Sivaraman wakes up at night when he hears the phone ring. A gang leader called Pakki Ram and Charan Singh have kidnapped the daughter of a rich businessman Sakthinathan and are demanding a ransom of Rs. 100,000. The panicked trio realise they have no idea who Sakthinathan is. Sivaraman tries to locate Sakthinathan's number from the telephone directory, only to realise that the phone numbers of the theatre and Sakthinathan have been mistakenly transposed. Sivaraman does some quick thinking and comes up with a plan. He suggests that they act as the broker between Pakki Ram and Sakthinathan, demand a ransom of Rs. 4,00,000 from Sakthinathan, return his daughter to him, and earn a profit of Rs. 3,00,000. Fed up with their poverty, the other two agree and the plan is set into motion, but the job isn't easy to carry out while hiding from the police and keeping Pakki Ram and Sakthinathan away from each other. Finally, after a struggle, the three rescue the girl from the gang leader and hand her over to Sakthinathan.
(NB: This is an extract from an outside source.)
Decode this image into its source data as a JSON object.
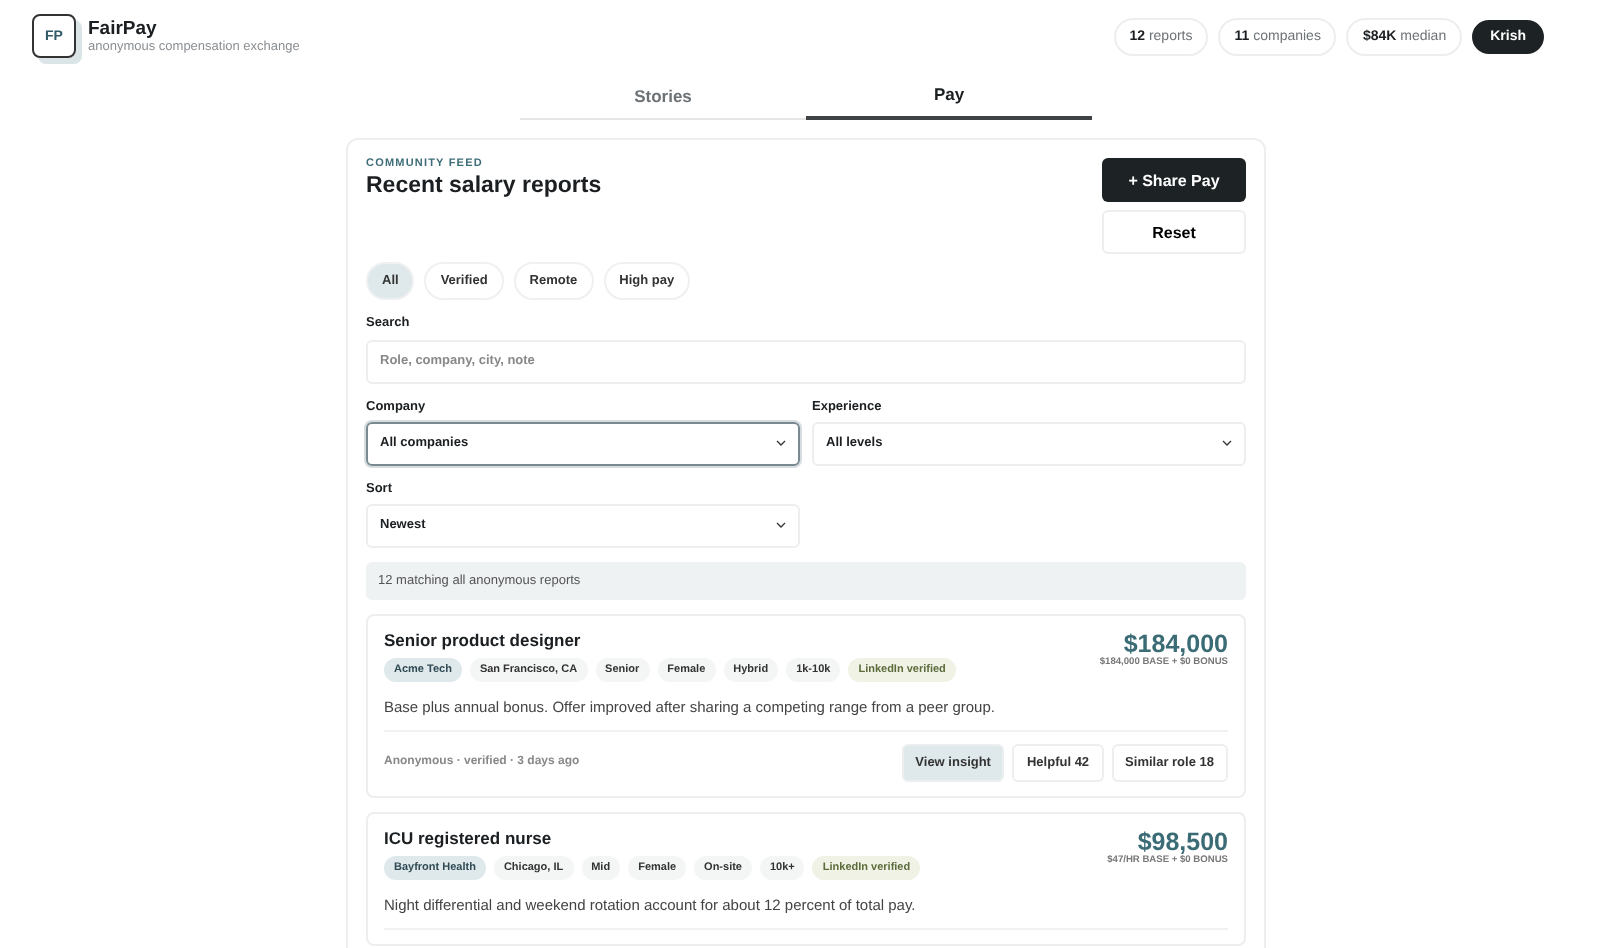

They however are forced to confess the whole game when they encounter the police. Sakthinathan tries to shoot Sivaraman, but he escapes and promises Geetha that he is ready with money for her brother's eye operation and tells her to reach Sakthi Nadaga Sabha by morning. Nambi and Sivaraman reach Sabha earlier and find out Masha is missing, so they both call police and tell they three are involved and with much sadness, he says he loves Masha, after few minutes, Masha arrives there and rejoices for money. Nambi asks why she is late, Masha says she settled the amount, but later Masha learns they said to police feels what happened with fear through heart surrounds her and Masha tells she love Sivaraman, police arrive at Saba, however, Sakthinathan forgives them for having safely rescued his daughter, and instead gives them the money as a prize.

== Production ==
Arangetra Velai is a remake of Malayalam film Ramji Rao Speaking. Revathi was finalised after five actresses who were previously chosen opted out of the film.

== Soundtrack ==
The soundtrack was composed by Ilaiyaraaja. The song "Agaya Vennilave" is primarily set to the Carnatic raga named Durbarikaanada, but leans slightly towards the Saramati-Natabhairavi scales and mixes Kanada in the charanams.

Track listing
| No. | Title | Lyrics | Singer(s) | Length |
|---|---|---|---|---|
| 1. | "Aagaya Vennilavae" | Vaali | K. J. Yesudas, Uma Ramanan |  |
| 2. | "Gundu Onnu" | Piraisoodan | Mano |  |
| 3. | "Maamanukkum" | Vaali | K. S. Chithra, Mano |  |
| 4. | "Thai Ariyatha" | Vaali | Mano, S. P. Sailaja |  |

== Reception ==
P. S. S. of Kalki praised the humour but criticised the twists and climax.

==In other media==
Due to the popularity of Revathi's character Masha, director Fazil planned a spinoff focusing on the character; this plan was abandoned after Revathi played characters sharing the same name and traits in Gulaebaghavali (2018) and Jackpot (2019).